A new study reveals that 2,118 species are at risk of extinction in Brazil, a number five times higher than the current official list, according to experts. “We still need to know the extinction risk of all 43,000 species of flora, but at least we have a start,” says biologist Gustavo Martinelli, coordinator of the Livro Vermelho da Flora do Brasil [Red Book of Brazilian Flora] (2013), which has just won the country’s most prestigious literary prize, the Jabuti (land turtle).
What does this situation mean for society? Martinelli responds in practical terms: “All species threatened by extinction represent an economic and social consequence,” he says.
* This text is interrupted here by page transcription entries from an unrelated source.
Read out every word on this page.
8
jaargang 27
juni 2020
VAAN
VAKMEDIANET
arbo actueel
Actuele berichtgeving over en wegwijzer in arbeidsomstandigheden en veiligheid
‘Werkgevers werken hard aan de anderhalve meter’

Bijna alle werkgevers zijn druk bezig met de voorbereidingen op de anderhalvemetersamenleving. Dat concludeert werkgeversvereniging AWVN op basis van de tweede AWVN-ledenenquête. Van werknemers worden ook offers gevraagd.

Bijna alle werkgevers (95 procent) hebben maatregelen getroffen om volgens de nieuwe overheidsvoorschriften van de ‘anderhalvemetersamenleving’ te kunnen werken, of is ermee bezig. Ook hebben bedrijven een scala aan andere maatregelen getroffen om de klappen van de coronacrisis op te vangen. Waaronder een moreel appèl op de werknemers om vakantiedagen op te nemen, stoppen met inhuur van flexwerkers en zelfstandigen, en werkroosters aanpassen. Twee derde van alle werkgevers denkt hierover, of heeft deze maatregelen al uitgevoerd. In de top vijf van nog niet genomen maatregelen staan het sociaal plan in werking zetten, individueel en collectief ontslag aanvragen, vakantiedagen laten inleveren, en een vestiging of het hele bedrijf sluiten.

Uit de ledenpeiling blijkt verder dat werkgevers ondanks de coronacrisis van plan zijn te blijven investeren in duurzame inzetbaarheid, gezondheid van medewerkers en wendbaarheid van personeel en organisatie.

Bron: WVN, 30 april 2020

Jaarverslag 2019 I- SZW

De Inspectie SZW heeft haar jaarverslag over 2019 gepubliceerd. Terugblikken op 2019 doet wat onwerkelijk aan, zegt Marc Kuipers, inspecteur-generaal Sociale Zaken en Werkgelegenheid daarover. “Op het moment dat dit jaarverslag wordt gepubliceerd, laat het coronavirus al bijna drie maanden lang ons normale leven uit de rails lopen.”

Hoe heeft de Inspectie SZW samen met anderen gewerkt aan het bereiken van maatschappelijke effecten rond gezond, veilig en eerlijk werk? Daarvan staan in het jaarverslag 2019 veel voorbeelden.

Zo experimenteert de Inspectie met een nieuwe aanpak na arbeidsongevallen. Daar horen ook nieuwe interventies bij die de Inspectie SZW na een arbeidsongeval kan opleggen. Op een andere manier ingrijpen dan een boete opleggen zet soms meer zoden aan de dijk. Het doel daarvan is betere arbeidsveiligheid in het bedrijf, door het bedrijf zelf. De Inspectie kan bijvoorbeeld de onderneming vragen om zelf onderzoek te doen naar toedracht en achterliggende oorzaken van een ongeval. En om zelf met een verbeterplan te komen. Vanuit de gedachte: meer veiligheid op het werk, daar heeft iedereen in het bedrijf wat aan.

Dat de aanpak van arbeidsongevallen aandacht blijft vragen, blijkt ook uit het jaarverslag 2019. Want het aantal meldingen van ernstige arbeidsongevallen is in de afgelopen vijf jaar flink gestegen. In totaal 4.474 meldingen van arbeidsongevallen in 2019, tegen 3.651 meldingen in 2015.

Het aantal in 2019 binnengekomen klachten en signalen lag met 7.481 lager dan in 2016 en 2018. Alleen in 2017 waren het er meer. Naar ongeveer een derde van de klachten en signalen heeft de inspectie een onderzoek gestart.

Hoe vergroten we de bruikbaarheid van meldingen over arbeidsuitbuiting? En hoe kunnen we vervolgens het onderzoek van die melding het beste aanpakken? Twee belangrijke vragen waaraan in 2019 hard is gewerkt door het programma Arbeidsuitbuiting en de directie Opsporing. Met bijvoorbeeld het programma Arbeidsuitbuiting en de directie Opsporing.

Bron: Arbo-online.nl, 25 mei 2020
The book was an important effort to quantify Brazil’s plant wealth and the award is an unprecedented acknowledgement of scientific research in conservation. The study also describes plants and trees used to make furniture, medications, cosmetics and other industrial goods, or simply for decoration.
Extinction outpaces science
The problem, not only in Brazil but throughout the world, is that species become extinct much faster than scientists can identify and describe new species.
Experts estimate that between 10 percent and 20 percent of angiosperms (plants with flowers and fruits) remain unknown. By contrast, the rate of extinction is currently 1,000 times higher than the level recorded in the past, according to the book’s authors. Moreover, until 2012, just 14,500 global species had been included on the Red List of Threatened Species of the International Union for Conservation of Nature (IUCN).
The book, which was partly funded by the World Bank and the Global Environment Facility (GEF), includes four years of studies and analyzes 4,619 species, representing nearly 10 percent of native plants. While this does not seem to be many species, it is in fact a significant number, especially considering that extensive research has not been conducted for a very long time. The most similar existing study is Flora Brasiliensis, which was published in 1906.